April 19, 2024
epa06343736 Bosnian Serb military chief Ratko Mladic (R) shakes a lawyer as he enters the Yugoslav War Crimes Tribunal for the verdict hearing in his genocide trial, in The Hague, Netherlands, 22 November 2017. The former Bosnian Serbian commander Ratko Mladic has been sentenced to life in prison for genocide and war crimes during the Balkans war. Mladic's trial is the last major case for the Netherlands-based tribunal for former Yugoslavia, which was set up in 1993 to prosecute those most responsible for the worst carnage in Europe, since World War II. EPA-EFE/PETER DEJONG / POOL

Hague Tribunal Replaces ‘Biased’ Judges in Mladic Case

The Mechanism for International Criminal Tribunals, MICT has agreed to remove three judges from the appellate procedure in the case of the former Bosnian Serb Army commander Ratko Mladic.

The Mechanism for International Criminal Tribunals, MICT, announced on Wednesday that it had removed three judges from the appeal process due to their alleged partiality, on the request of the defence of the former commander of the Bosnian Serb army, Ratko Mladic.

Judge Jean-Claude Antonetti accepted the defence’s request to remove Theodor Meron, Carmel Agius and Daqun Liu from the proceedings.

Antonetti wrote in his decision that Meron, Agius and Liu “appear biased”, considering that they had previously rendered certain conclusions linked to Mladic in other cases in The Hague.

Antonetti decided on the motion after the MICT president exempted himself from making a decision, because the motion also applied to him.

“The responsibility for making the decision rests with the longest-serving judge considering the fact that I am a subject of the motion and, at the same time, the president of the Mechanism,” Meron said in his exemption decision.

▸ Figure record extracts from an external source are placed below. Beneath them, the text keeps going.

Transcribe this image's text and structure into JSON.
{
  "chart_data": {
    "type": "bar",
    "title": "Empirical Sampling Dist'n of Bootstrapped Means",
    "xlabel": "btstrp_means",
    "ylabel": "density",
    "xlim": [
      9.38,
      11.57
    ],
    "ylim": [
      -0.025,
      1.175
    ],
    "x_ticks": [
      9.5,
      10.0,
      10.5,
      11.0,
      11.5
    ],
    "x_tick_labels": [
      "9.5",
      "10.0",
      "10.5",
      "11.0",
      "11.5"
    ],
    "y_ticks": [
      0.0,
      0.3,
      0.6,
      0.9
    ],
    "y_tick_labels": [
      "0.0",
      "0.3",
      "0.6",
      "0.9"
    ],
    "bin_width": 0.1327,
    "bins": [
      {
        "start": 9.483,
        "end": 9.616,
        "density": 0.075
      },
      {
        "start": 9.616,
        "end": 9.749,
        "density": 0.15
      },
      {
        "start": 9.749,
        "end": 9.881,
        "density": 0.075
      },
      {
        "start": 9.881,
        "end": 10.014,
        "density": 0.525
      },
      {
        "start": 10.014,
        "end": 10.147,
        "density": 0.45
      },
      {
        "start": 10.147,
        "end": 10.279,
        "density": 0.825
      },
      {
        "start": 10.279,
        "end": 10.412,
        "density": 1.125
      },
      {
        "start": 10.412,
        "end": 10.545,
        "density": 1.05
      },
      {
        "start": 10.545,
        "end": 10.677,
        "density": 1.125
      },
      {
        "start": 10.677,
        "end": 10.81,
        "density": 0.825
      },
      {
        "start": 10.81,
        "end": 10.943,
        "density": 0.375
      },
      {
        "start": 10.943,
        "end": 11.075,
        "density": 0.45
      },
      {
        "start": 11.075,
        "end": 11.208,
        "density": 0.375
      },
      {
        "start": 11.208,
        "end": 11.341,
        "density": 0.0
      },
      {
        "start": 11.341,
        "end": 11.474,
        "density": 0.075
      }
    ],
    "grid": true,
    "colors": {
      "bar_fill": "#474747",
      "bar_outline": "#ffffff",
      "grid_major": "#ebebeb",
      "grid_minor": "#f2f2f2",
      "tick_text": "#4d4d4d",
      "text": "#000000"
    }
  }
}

Attorneys Branko Lukic and Dragan Ivetic filed the motion requesting that Meron, Agius and Liu be disqualified from the trial because they were “biased”. In separate motions, they cited parts of judgments written by judges Meron, Agius and Liu, which, according to the defence attorneys, included “unacceptable conclusions about Mladic”.

In respect of Meron, it is mentioned that he chaired the chamber which sentenced Radislav Krstic and Zdravko Tolimir for genocide in Srebrenica and that those verdicts indicated that Mladic “intended to kill Bosnian Muslims”, as well as that he was aware of unlawful activities undertaken by his subordinates.

The attorneys further said that Agius had been a member of the chamber that sentenced Vujadin Popovic, Ljubisa Beara, Drago Nikolic, Radivoje Miletic, Vinko Pandurevic, Ljubomir Borovcanin and Milan Gvero, while Liu took part in the judgment against Vidoje Blagojevic and Dragan Jokic.